1.11.0 • Published 6 years ago

@brad-jones/cc-tokenizer-client v1.11.0

Weekly downloads
-
License
MIT
Repository
github
Last release
6 years ago

Credit Card Tokenizer Client

The client side component of the cc-tokenizer.

Usage

Install with Npm/Yarn

npm install @brad-jones/cc-tokenizer-client

OR

yarn add @brad-jones/cc-tokenizer-client

Bundling into your client side app.

This package has been distributed with a CommonJs & a ES2015 build. Older style bundlers may make use of the CommonJs build, located in the main ./dist folder. More modern style bundlers can make use of the ES2015 build, located in ./dist-esm.

Using the browser build

Located in /dist-browser is a build ready to be consumed directly in a browser via a script tag.

UnPkg CDN: For the super lazy, get it via the UnPkg CDN.

<script src="https://unpkg.com/@brad-jones/cc-tokenizer-client/dist-browser/index.js"></script>

Once loaded into the browser, the browser bundle exposes all it's exports on a namespaced window object, like this:

var pkg = window['@brad-jones/cc-tokenizer-client'];
var client = new pkg.CcTokenizerClient();

NOTE: It's actually a fuse-box module.

All bundles are transpiled down to ES5 and polyfilled.

Client Config

Regardless of how you have loaded the package into the browser, the first and most important thing to understand is how this package is coupled to the server package. Or not coupled...

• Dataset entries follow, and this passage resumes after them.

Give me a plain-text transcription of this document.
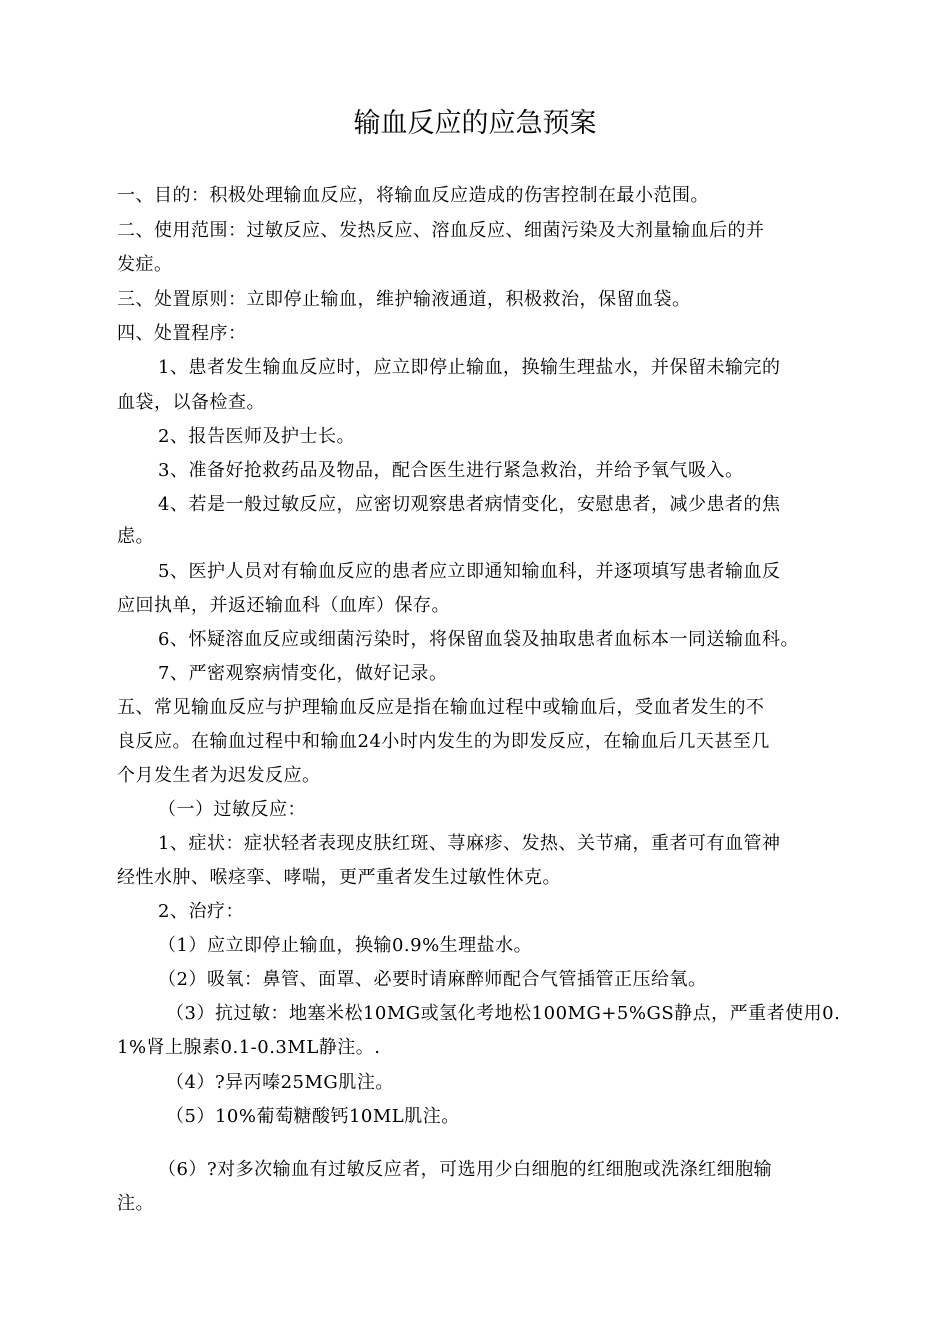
输血反应的应急预案
一、目的：积极处理输血反应，将输血反应造成的伤害控制在最小范围。
二、使用范围：过敏反应、发热反应、溶血反应、细菌污染及大剂量输血后的并
发症。
三、处置原则：立即停止输血，维护输液通道，积极救治，保留血袋。
四、处置程序：
1、患者发生输血反应时，应立即停止输血，换输生理盐水，并保留未输完的
血袋，以备检查。
2、报告医师及护士长。
3、准备好抢救药品及物品，配合医生进行紧急救治，并给予氧气吸入。
4、若是一般过敏反应，应密切观察患者病情变化，安慰患者，减少患者的焦
虑。
5、医护人员对有输血反应的患者应立即通知输血科，并逐项填写患者输血反
应回执单，并返还输血科（血库）保存。
6、怀疑溶血反应或细菌污染时，将保留血袋及抽取患者血标本一同送输血科。
7、严密观察病情变化，做好记录。
五、常见输血反应与护理输血反应是指在输血过程中或输血后，受血者发生的不
良反应。在输血过程中和输血24小时内发生的为即发反应，在输血后几天甚至几
个月发生者为迟发反应。
（一）过敏反应：
1、症状：症状轻者表现皮肤红斑、荨麻疹、发热、关节痛，重者可有血管神
经性水肿、喉痉挛、哮喘，更严重者发生过敏性休克。
2、治疗：
（1）应立即停止输血，换输0.9%生理盐水。
（2）吸氧：鼻管、面罩、必要时请麻醉师配合气管插管正压给氧。
（3）抗过敏：地塞米松10MG或氢化考地松100MG+5%GS静点，严重者使用0.
1%肾上腺素0.1-0.3ML静注。.
（4）?异丙嗪25MG肌注。
（5）10%葡萄糖酸钙10ML肌注。
（6）?对多次输血有过敏反应者，可选用少白细胞的红细胞或洗涤红细胞输
注。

Roughly the client follows this workflow:

  • Makes a request to what we call the auth/token endpoint. This is some endpoint that you are responsible for hosting. Using cc-tokenizer-server or not... its up to you.

  • The auth/token endpoint then calls a payment gateway to get the single use auth token. And then returns this token to the client, along with a special url pointing directly to the payment gateway, that the client has to call next.

  • The client then sends a request directly to the returned URL (via AJAX & CORS or JSONP) that includes the actual credit card details and uses the auth/token to authenticate the request.

  • The payment gateway then returns a result-token & a redirection-url. NOTE: This token does not yet represent the final credit card token.

  • The client then sends a request to the redirection-url with the result-token. The redirection-url has been baked into the original auth/token request. It is what we call the token/receipt endpoint. Again this is another endpoint that you are responsible for hosting. A reference implementation is also provided in cc-tokenizer-server.

So the up shot of that, the client needs to know where the very first endpoint is, the rest should be automatically discovered.